A JaM token object is basically just a JSLint token object. For each word read from the JavaScript source, it contains the word itself, the line number and column where it was seen, and other bits of meta-data. Here's a couple of examples:
{ value: "function", line: 99, character: 16, reserved: true, identifier: true } |
{ value: "'bar'", line: 134, character: 32, type: '(string)' } |
I'm not sure if all this will be needed or useful in the long run, but JSLint produces it, and I have no good reason to throw any of it away. So far the "value" has been the only part that is has regularly been useful in the macros I've written.
Next, eval
uses a few simple grouping rules to generate a
tree of nested arrays of token objects. For example, the JavaScript
expression "alert('hi!');" would be translated into the following
tree:
[ { value: "alert", ... }, [ { value: "(", ... } [ [ { value: "'hi!'", ... } ] ], { value: ")", ... } ], { value: ";", ... } ]
These grouping rules have to be simple and loose because they must correctly parse not only normal JavaScript but also the code which will be the input to all our macros. (This is the stage where we could be using Lisp-like "read" macros instead of it being hardcoded as it is in JaM currently).

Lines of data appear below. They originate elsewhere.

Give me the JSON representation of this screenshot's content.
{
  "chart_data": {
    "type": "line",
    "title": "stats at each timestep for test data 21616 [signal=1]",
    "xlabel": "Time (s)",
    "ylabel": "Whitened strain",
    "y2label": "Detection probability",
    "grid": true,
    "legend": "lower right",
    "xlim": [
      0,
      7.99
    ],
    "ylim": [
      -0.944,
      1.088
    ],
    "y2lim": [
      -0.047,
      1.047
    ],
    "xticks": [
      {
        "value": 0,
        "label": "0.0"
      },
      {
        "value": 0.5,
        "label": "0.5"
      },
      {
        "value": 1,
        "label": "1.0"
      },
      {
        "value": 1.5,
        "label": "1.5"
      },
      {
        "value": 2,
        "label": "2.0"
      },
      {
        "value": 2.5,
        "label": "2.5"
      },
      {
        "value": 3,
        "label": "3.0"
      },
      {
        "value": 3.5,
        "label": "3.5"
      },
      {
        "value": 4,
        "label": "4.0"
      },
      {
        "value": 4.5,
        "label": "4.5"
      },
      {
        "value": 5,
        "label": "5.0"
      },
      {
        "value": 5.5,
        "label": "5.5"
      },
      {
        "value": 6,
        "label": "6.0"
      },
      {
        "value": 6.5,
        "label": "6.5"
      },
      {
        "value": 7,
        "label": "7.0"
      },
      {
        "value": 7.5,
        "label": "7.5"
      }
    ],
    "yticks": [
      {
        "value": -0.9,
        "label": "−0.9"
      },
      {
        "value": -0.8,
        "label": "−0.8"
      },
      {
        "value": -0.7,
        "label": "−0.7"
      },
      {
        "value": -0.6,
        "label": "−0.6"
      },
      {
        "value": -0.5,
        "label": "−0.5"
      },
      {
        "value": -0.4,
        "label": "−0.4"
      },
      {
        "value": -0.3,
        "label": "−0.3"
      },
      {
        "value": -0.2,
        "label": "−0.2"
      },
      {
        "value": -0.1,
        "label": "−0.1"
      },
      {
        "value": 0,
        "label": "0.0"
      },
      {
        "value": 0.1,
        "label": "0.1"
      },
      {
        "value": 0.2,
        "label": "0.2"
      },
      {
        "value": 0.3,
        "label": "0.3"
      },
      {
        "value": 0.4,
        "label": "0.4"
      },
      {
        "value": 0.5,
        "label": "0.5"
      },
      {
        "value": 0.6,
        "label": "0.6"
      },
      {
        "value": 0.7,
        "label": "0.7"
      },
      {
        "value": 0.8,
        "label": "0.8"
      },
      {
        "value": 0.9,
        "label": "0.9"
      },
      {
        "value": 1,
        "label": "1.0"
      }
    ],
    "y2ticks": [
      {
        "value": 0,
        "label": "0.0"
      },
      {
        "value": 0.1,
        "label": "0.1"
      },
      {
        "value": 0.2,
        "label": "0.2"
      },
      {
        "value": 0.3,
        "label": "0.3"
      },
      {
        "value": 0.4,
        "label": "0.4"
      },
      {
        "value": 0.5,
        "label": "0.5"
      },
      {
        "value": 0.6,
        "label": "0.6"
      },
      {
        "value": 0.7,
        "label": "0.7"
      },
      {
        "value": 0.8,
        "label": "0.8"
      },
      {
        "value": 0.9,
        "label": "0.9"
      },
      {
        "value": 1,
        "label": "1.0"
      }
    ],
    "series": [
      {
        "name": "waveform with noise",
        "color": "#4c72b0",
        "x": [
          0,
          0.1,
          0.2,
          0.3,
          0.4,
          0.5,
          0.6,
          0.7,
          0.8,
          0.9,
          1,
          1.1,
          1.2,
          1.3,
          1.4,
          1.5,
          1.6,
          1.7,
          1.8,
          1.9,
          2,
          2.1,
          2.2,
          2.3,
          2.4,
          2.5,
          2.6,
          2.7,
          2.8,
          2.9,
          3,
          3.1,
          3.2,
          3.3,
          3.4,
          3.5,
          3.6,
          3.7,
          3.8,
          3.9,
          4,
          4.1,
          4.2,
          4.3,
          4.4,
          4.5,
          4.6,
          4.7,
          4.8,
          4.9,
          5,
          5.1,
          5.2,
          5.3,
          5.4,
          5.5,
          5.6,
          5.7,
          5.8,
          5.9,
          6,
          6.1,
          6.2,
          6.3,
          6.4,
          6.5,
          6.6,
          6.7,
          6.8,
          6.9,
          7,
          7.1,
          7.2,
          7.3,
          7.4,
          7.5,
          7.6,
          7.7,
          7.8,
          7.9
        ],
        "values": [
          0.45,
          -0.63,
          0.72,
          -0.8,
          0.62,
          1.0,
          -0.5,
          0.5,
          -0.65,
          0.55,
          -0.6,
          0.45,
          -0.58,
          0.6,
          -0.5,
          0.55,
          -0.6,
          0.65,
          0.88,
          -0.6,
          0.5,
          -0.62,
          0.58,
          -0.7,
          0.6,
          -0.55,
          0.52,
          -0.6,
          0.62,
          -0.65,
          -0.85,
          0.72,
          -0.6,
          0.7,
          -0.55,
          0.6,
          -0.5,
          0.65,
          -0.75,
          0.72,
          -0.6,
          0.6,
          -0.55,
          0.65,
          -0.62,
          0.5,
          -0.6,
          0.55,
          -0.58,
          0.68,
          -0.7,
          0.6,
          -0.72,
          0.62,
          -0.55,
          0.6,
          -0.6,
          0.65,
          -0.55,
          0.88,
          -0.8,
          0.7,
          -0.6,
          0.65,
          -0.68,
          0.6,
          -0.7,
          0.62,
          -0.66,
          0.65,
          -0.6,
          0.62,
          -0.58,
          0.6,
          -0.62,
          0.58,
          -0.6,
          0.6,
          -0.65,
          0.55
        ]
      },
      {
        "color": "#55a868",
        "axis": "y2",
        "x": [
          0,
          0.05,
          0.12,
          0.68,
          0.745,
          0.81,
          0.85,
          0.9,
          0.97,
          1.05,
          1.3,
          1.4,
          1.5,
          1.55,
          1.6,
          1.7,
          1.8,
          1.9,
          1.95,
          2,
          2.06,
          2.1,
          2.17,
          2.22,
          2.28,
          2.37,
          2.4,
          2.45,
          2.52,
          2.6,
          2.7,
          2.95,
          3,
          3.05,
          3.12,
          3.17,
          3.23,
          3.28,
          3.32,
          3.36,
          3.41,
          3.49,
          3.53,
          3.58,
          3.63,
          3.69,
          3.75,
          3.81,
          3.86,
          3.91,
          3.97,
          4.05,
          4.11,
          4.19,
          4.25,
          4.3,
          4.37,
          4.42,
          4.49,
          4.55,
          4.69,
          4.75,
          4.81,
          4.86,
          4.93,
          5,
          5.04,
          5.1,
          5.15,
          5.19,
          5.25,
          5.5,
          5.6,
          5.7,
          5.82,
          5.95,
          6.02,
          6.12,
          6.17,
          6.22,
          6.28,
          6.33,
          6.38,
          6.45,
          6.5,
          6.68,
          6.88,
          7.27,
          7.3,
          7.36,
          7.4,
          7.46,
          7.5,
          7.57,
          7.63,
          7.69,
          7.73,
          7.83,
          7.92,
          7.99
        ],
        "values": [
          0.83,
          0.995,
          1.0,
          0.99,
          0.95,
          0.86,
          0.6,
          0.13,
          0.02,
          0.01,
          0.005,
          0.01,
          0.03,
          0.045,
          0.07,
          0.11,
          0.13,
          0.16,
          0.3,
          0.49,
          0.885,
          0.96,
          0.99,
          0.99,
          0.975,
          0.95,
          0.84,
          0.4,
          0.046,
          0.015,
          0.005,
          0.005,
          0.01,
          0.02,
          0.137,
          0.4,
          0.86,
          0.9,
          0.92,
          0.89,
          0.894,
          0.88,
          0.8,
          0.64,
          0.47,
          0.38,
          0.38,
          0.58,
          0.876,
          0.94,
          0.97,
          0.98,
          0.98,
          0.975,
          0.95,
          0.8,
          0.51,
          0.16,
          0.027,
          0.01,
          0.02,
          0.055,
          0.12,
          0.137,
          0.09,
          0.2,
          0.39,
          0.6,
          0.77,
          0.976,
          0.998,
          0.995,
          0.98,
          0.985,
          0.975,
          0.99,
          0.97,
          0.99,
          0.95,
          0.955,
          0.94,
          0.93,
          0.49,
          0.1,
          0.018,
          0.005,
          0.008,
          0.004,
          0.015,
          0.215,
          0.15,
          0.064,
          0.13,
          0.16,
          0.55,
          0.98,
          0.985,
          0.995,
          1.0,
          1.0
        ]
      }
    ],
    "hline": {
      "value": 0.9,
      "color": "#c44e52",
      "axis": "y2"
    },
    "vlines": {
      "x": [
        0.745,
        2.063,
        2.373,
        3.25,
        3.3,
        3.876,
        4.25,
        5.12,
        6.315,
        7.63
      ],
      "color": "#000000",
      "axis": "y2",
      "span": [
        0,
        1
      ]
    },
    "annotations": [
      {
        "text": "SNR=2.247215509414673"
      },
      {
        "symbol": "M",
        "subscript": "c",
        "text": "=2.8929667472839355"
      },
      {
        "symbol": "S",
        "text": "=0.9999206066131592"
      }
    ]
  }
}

For example, if we plan to define a unless
macro, JaM at
this stage does not know what the word unless
means, but
it needs to generate an appropriate tree anyway. So for this
expression:
unless( false ) { alert( 'hi' ); }
JaM generates the tree below. For brevity I'll show just the value of each token object:
[ "unless", ["(",[["false"]],")"], ["{", [ [ "alert", ["(",[["'hi'"]],")"], ";" ], [] ], "}"] ]
This nested tree of token objects is the data structure that JaM macros operate on. What exactly a macro might do with with this structure will be covered in the next installment.